While a larger company may have cash on hand to cover late payments, smaller businesses are more dependent on their monthly income forecasts to meet their financial obligations. In serious cases, business owners may have to resort to personal funds to keep their business afloat.

Long-term negative cash flow is a problem for ambitious businesses that want to grow. Business owners won’t be able to invest their time and energy in thriving. Instead, they will have to struggle to keep the business afloat month after month. It’s not surprising that research found that 71% of small business owners worry about their cash flow.

Regular credit checks on your suppliers and clients are a great way to keep positive cash flow. There are various tools that will show you the business credit score of your client and highlight any potential problems early. You can also check the credit history of existing customers to determine if they are in financial trouble, which could put your business at risk.

When it’s time for you to increase your cash flow

It’s easy for people to overlook early signs of cash flow problems if they don’t have a good understanding of cash flow.

There are many signs that your company may soon face financial problems. However, they won’t become apparent until you have a budget in place, established cash flow targets, and maintained a good reporting system. What are the warning signs you should look out for?

Late or missed payments

You might be experiencing cash flow problems if you start to notice unpaid invoices starting to pile up. Even with automated reminders, it can be difficult to pay your business bills if cash is not available. Late payments or missed payments can be caused by lack of cash or poor admin. This could impact your ability to get financing, find suppliers, and create partnerships.

Your cash flow is negative

Although many business owners are careful about cash flow, sudden financial shocks such as a client leaving or machinery failing can quickly make you lose your business. It’s difficult to raise your revenue fast enough to cover your expenses once this happens. You should take every precaution possible to ensure you are ready for anything. Monitoring customers’ credit scores and monitoring your own business’ credit score is equally important. If your finances are strong, you should be able to get cash flow loans and financing for new equipment.

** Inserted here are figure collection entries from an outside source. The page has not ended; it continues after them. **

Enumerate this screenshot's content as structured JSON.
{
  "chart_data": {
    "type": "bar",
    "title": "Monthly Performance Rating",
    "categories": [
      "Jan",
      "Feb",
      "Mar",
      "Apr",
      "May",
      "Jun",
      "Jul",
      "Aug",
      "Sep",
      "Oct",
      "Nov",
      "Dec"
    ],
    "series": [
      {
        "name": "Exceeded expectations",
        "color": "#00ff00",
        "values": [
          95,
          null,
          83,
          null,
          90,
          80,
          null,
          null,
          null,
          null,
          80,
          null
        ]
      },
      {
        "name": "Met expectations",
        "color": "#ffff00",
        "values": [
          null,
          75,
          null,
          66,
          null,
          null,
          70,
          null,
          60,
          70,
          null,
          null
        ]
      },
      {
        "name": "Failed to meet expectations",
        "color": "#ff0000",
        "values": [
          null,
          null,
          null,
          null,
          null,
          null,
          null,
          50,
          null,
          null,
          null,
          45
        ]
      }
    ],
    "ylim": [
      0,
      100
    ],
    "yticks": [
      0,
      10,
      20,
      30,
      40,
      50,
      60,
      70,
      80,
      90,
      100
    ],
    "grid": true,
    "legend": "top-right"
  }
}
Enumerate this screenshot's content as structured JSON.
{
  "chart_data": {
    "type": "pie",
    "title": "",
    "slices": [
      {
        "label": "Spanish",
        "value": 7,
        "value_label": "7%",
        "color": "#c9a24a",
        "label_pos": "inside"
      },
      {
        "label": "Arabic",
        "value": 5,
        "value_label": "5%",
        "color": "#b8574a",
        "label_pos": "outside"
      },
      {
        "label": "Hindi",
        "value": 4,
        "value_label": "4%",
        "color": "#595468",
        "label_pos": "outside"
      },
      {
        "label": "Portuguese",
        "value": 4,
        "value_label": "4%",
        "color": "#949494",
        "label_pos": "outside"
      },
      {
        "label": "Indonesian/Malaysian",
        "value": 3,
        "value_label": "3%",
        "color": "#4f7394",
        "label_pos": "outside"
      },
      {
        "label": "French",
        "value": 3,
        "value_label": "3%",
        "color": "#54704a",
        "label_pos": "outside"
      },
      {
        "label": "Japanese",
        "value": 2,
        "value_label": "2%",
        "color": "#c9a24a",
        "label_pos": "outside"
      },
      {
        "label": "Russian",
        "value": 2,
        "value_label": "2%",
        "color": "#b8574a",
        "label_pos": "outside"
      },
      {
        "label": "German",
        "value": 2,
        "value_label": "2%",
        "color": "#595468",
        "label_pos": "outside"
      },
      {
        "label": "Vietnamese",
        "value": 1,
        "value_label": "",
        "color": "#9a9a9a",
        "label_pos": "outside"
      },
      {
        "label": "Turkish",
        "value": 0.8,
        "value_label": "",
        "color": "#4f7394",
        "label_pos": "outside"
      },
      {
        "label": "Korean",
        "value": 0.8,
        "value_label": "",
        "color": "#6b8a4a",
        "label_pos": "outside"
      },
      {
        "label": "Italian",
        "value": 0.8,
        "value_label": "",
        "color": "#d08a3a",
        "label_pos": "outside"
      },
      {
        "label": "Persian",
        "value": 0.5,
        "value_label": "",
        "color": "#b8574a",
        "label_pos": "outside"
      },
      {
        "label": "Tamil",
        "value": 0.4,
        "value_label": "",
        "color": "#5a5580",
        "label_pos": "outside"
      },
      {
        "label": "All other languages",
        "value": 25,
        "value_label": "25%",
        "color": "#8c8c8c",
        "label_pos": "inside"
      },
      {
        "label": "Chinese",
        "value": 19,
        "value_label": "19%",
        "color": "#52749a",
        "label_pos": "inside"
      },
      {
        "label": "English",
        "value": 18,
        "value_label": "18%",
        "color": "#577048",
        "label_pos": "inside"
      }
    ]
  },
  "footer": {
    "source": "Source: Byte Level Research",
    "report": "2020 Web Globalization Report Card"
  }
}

There are no discounts for accounts.

Many vendors offer early payment discounts, which can help protect their cash flow and give you a financial edge. You could be putting yourself in a difficult position if you pay all your accounts in full. This could cause cash flow problems.

It’s not easy to find the funds you need to pay for your expenses

You will have a positive cash flow, which will make managing your expenses easy. It will be easy to manage your costs by knowing exactly what is coming in and when. You can also set up payment terms for outgoings that won’t be missed. If your cash flow is a struggle, it’s time for you to improve it.